Une affaire ne peut se définir ou s'expliquer en fonction du profit.


L'homme d'affaire moyen à qui l'on demande : « Qu'est-ce qu'une affaire ? » répondra probablement : « Une affaire est une organisation qui permet de réaliser des bénéfices. » L'économiste moyen fera probablement la même réponse. Et pourtant cette réponse n'est pas seulement fausse, mais elle n'a rien à voir avec le sujet.


De même, a fait totalement faillite une théorie économique généralement admise qui s'applique à l'entreprise et à son comportement. Il s'agit de la théorie de la poursuite du profit maximum - paraphrase compliquée du vieux dicton  « acheter bon marché et revendre cher ». Cette formule peut expliquer parfaitement la façon de procéder de Richard Stears. Mais là où elle fait faillite, c'est précisément quand elle se montre incapable d'expliquer comment Sears Roebuck (ou n'importe quelle entreprise) fonctionne, ni comment elle devrait fonctionner.


L'insuffisance d'une telle formule apparaît nettement dans les efforts que les économistes eux-mêmes doivent faire pour la sauver. Joel Dean, le plus brillant et le plus fécond d'entre eux quand il analyse aujourd'hui une affaire, s'en tient à cette formule, voici comment il la définit :


« La théorie économique admet l'axiome fondamental que la poursuite du profit maximum est l'objet essentiel de chaque entreprise. Mais, au cours de ces dernières années, les théoriciens ont prétendu que le profit maximum devait être étendu à de longues périodes de temps, qu'il devait s'appliquer aux revenus des dirigeants plutôt qu'à ceux des actionnaires, qu'il devait tenir compte des bénéfices non financiers, tels que l'augmentation des loisirs pour les dirigeants surmenés, des relations plus agréables entre les échelons équivalents des cadres.

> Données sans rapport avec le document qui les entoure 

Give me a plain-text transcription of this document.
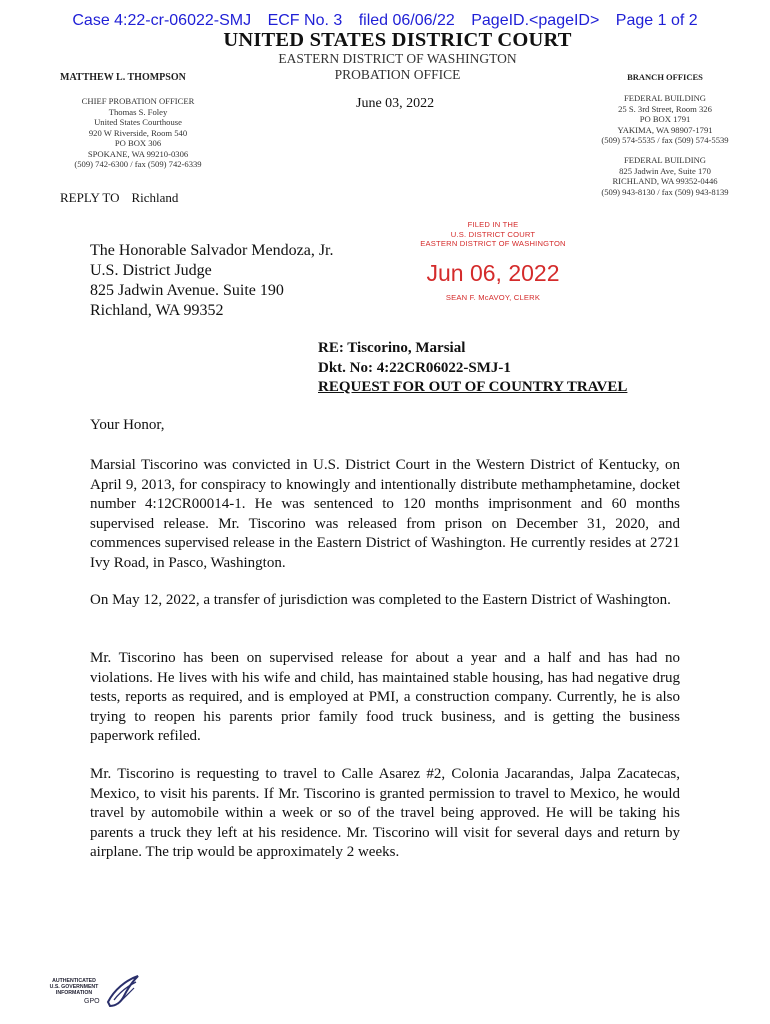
Case 4:22-cr-06022-SMJ ECF No. 3 filed 06/06/22 PageID.<pageID> Page 1 of 2
UNITED STATES DISTRICT COURT
EASTERN DISTRICT OF WASHINGTON
PROBATION OFFICE
MATTHEW L. THOMPSON
CHIEF PROBATION OFFICER
Thomas S. Foley
United States Courthouse
920 W Riverside, Room 540
PO BOX 306
SPOKANE, WA 99210-0306
(509) 742-6300 / fax (509) 742-6339
BRANCH OFFICES
FEDERAL BUILDING
25 S. 3rd Street, Room 326
PO BOX 1791
YAKIMA, WA 98907-1791
(509) 574-5535 / fax (509) 574-5539
FEDERAL BUILDING
825 Jadwin Ave, Suite 170
RICHLAND, WA 99352-0446
(509) 943-8130 / fax (509) 943-8139
June 03, 2022
REPLY TO Richland
FILED IN THE
U.S. DISTRICT COURT
EASTERN DISTRICT OF WASHINGTON
Jun 06, 2022
SEAN F. McAVOY, CLERK
The Honorable Salvador Mendoza, Jr.
U.S. District Judge
825 Jadwin Avenue. Suite 190
Richland, WA 99352
RE: Tiscorino, Marsial
Dkt. No: 4:22CR06022-SMJ-1
REQUEST FOR OUT OF COUNTRY TRAVEL
Your Honor,

Marsial Tiscorino was convicted in U.S. District Court in the Western District of Kentucky, on April 9, 2013, for conspiracy to knowingly and intentionally distribute methamphetamine, docket number 4:12CR00014-1. He was sentenced to 120 months imprisonment and 60 months supervised release. Mr. Tiscorino was released from prison on December 31, 2020, and commences supervised release in the Eastern District of Washington. He currently resides at 2721 Ivy Road, in Pasco, Washington.

On May 12, 2022, a transfer of jurisdiction was completed to the Eastern District of Washington.

Mr. Tiscorino has been on supervised release for about a year and a half and has had no violations. He lives with his wife and child, has maintained stable housing, has had negative drug tests, reports as required, and is employed at PMI, a construction company. Currently, he is also trying to reopen his parents prior family food truck business, and is getting the business paperwork refiled.

Mr. Tiscorino is requesting to travel to Calle Asarez #2, Colonia Jacarandas, Jalpa Zacatecas, Mexico, to visit his parents. If Mr. Tiscorino is granted permission to travel to Mexico, he would travel by automobile within a week or so of the travel being approved. He will be taking his parents a truck they left at his residence. Mr. Tiscorino will visit for several days and return by airplane. The trip would be approximately 2 weeks.

AUTHENTICATED
U.S. GOVERNMENT
INFORMATION
GPO
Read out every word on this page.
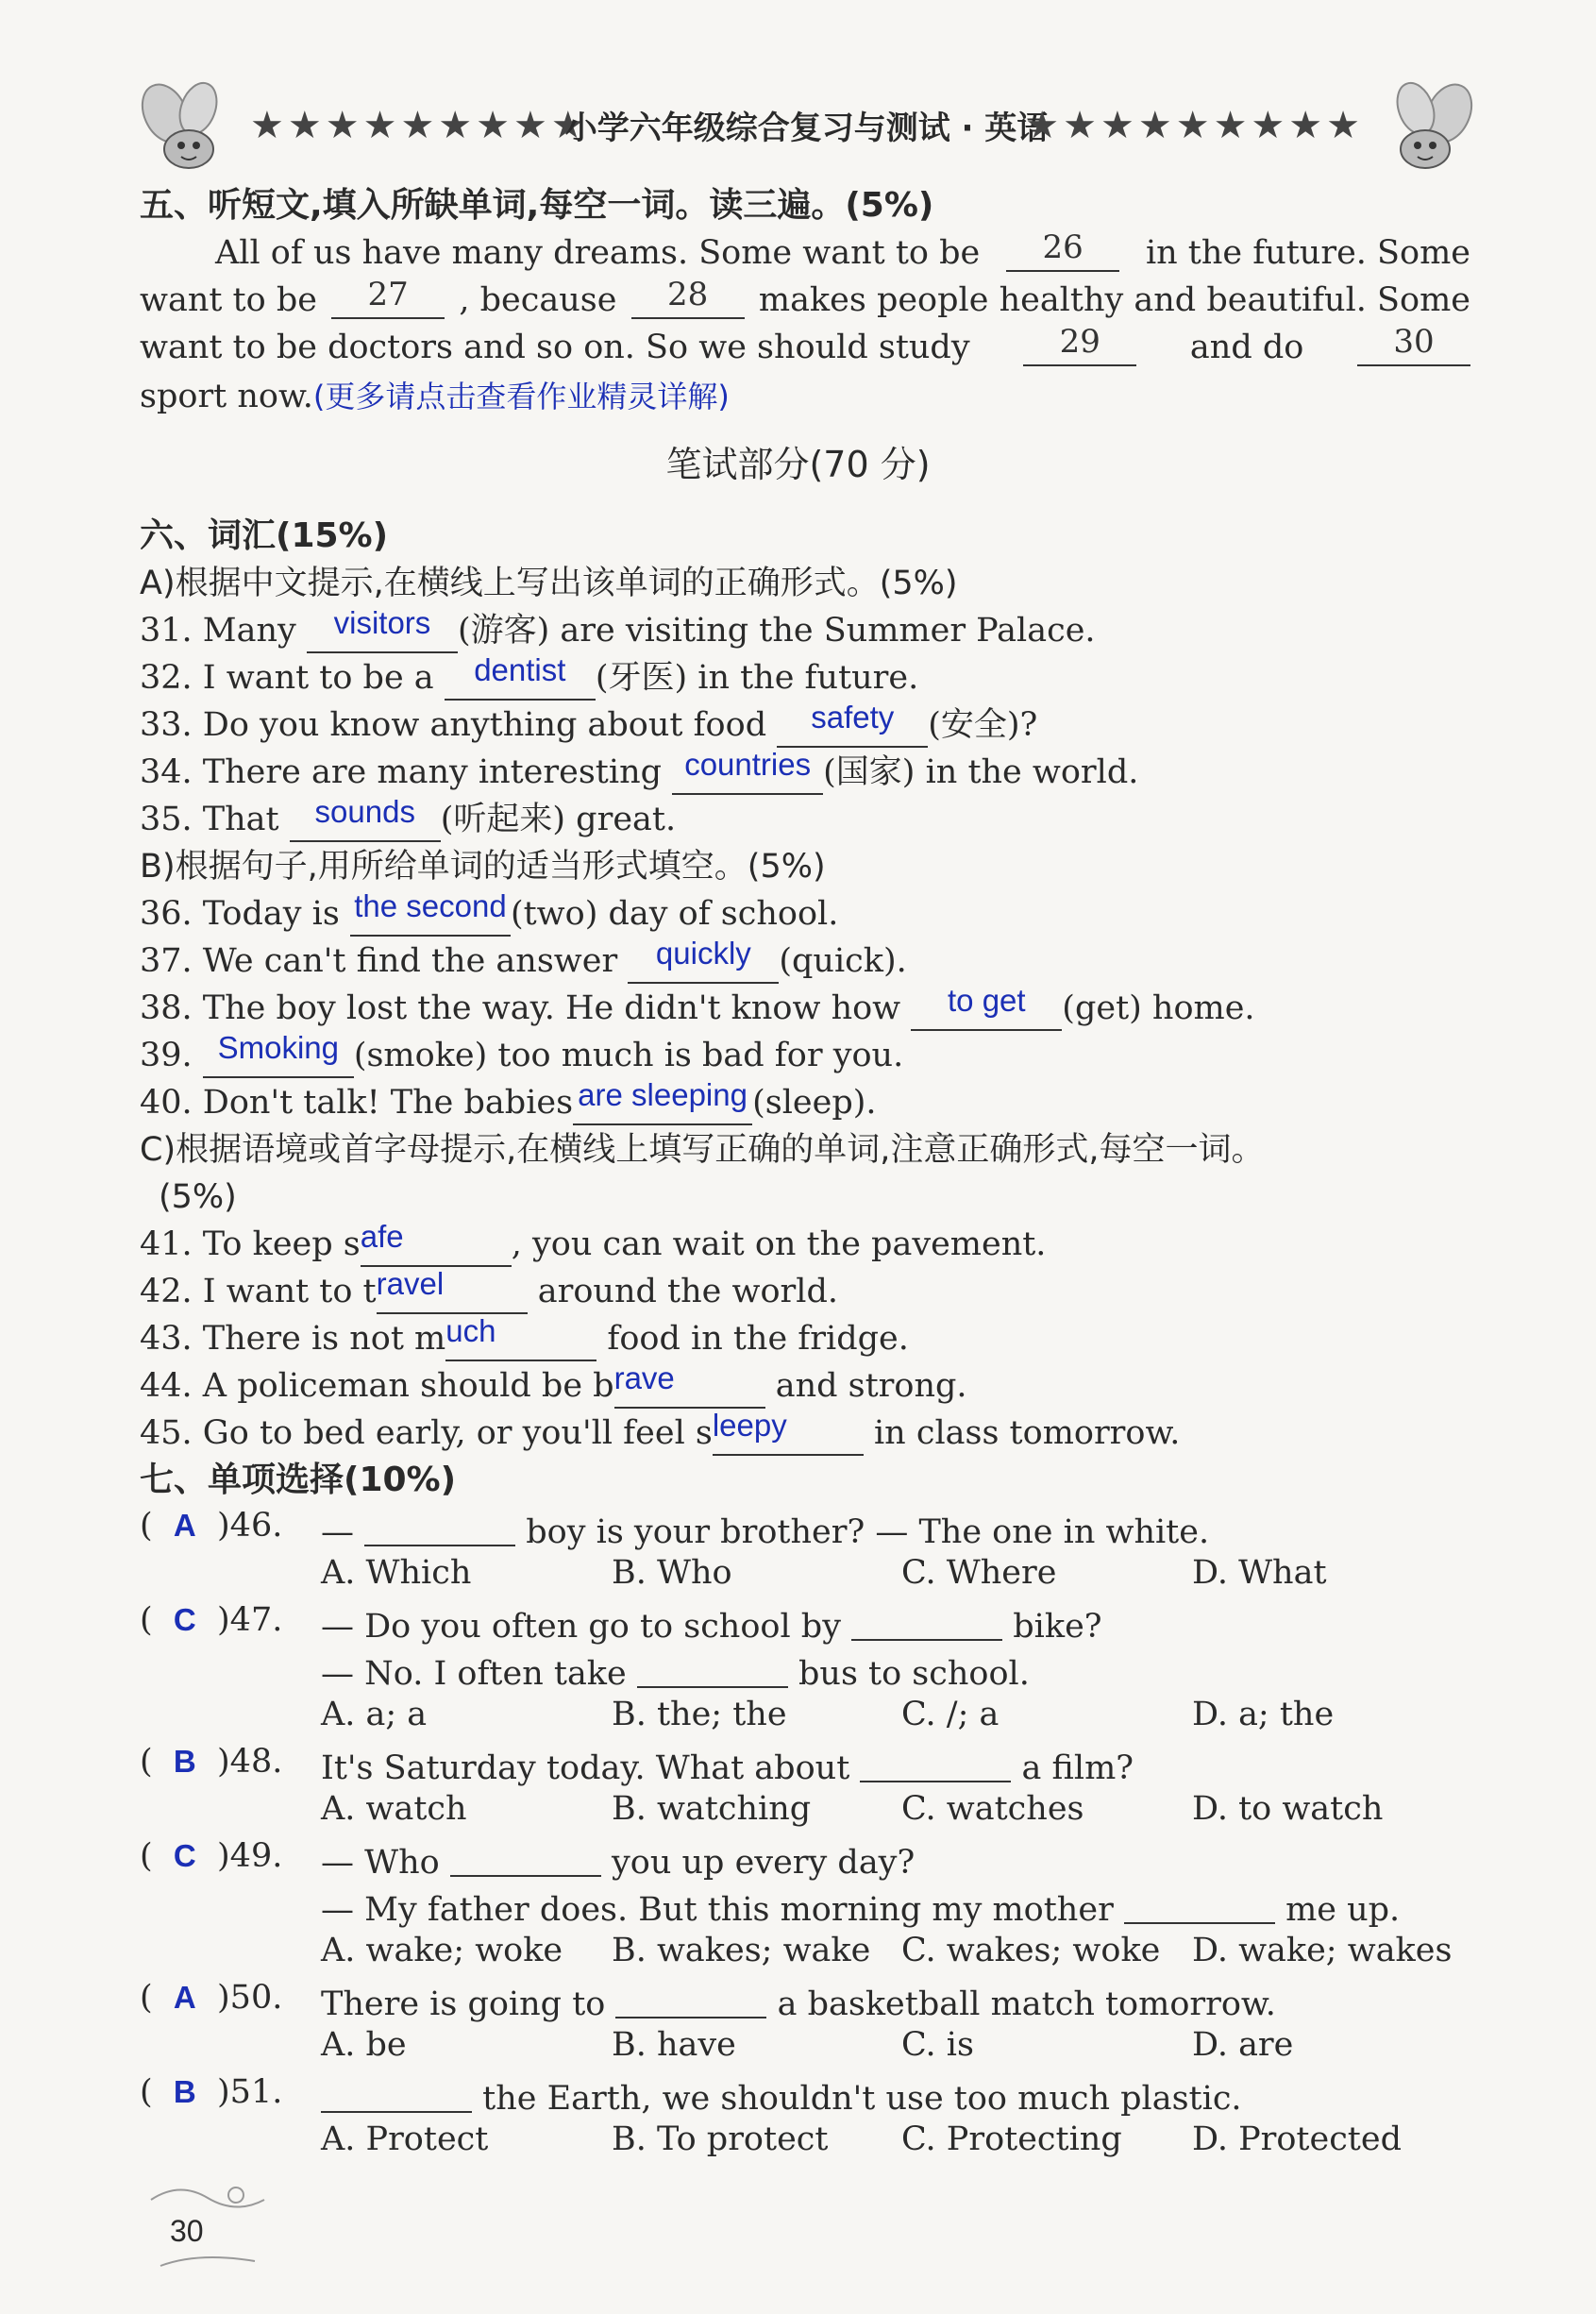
★★★★★★★★★
小学六年级综合复习与测试 · 英语
★★★★★★★★★
五、听短文,填入所缺单词,每空一词。读三遍。(5%)
All of us have many dreams. Some want to be	26	in the future. Some
want to be	27	, because	28	makes people healthy and beautiful. Some
want to be doctors and so on. So we should study	29	and do	30
sport now.(更多请点击查看作业精灵详解)
笔试部分(70 分)
六、词汇(15%)
A)根据中文提示,在横线上写出该单词的正确形式。(5%)
31. Many visitors (游客) are visiting the Summer Palace.
32. I want to be a dentist (牙医) in the future.
33. Do you know anything about food safety (安全)?
34. There are many interesting countries (国家) in the world.
35. That sounds (听起来) great.
B)根据句子,用所给单词的适当形式填空。(5%)
36. Today is the second (two) day of school.
37. We can't find the answer quickly (quick).
38. The boy lost the way. He didn't know how to get (get) home.
39. Smoking (smoke) too much is bad for you.
40. Don't talk! The babies are sleeping (sleep).
C)根据语境或首字母提示,在横线上填写正确的单词,注意正确形式,每空一词。
(5%)
41. To keep safe	, you can wait on the pavement.
42. I want to travel	around the world.
43. There is not much	food in the fridge.
44. A policeman should be brave	and strong.
45. Go to bed early, or you'll feel sleepy	in class tomorrow.
七、单项选择(10%)
(  A )46. —	boy is your brother? — The one in white.
A. Which	B. Who	C. Where	D. What
(  C )47. — Do you often go to school by	bike?
— No. I often take	bus to school.
A. a; a	B. the; the	C. /; a	D. a; the
(  B )48. It's Saturday today. What about	a film?
A. watch	B. watching	C. watches	D. to watch
(  C )49. — Who	you up every day?
— My father does. But this morning my mother	me up.
A. wake; woke B. wakes; wake C. wakes; woke D. wake; wakes
(  A )50. There is going to	a basketball match tomorrow.
A. be	B. have	C. is	D. are
(  B )51.	the Earth, we shouldn't use too much plastic.
A. Protect	B. To protect C. Protecting D. Protected
30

« Le "profit maximum" permet de tenir compte de considérations particulières telles que la limitation de la concurrence, le maintien du contrôle de la direction, la parade contre les demandes d'augmentation de salaires, et la protection contre les procès anti-trust. Cette conception est devenue si générale et si nébuleuse qu'on peut l'appliquer à tous les buts de la vie humaine.

« Cette tendance montre que les théoriciens se rendent compte de plus en plus qu'un grand nombre d'entreprises, et en particulier les grosses affaires, ne fonctionnent pas suivant le principe du profit maximum en ce qui concerne les frais et revenus marginaux. »



Certes un théorème qui ne peut être utilisé qu'en démontrant sa non-existence n'a plus de sens ni d'utilité.


Cela ne veut pas dire que profit et rentabilité sont sans importance mais que la rentabilité n'est pas le but de l'existence d'une affaire et de son activité, qu'elle leur impose seulement une limite. Le profit n'est pas l'explication, la cause ou la raison d'être du comportement de l'affaire et de ses décisions, mais la preuve de leur valeur économique. Si des saints étaient assis dans les fauteuils des hommes d'affaires, ils devraient quand même tenir compte de l'élément profit, malgré leur absence totale d'intérêt personnel. Ce principe s'applique avec autant de force à des hommes qui sont loin d'être des saints : aux commissaires qui dirigent les entreprises en Union Soviétique. Le problème que doit résoudre toute affaire n'est pas la poursuite du profit maximum mais la réalisation d'un bénéfice suffisant pour couvrir les risques de fluctuations économiques et ainsi éviter les pertes.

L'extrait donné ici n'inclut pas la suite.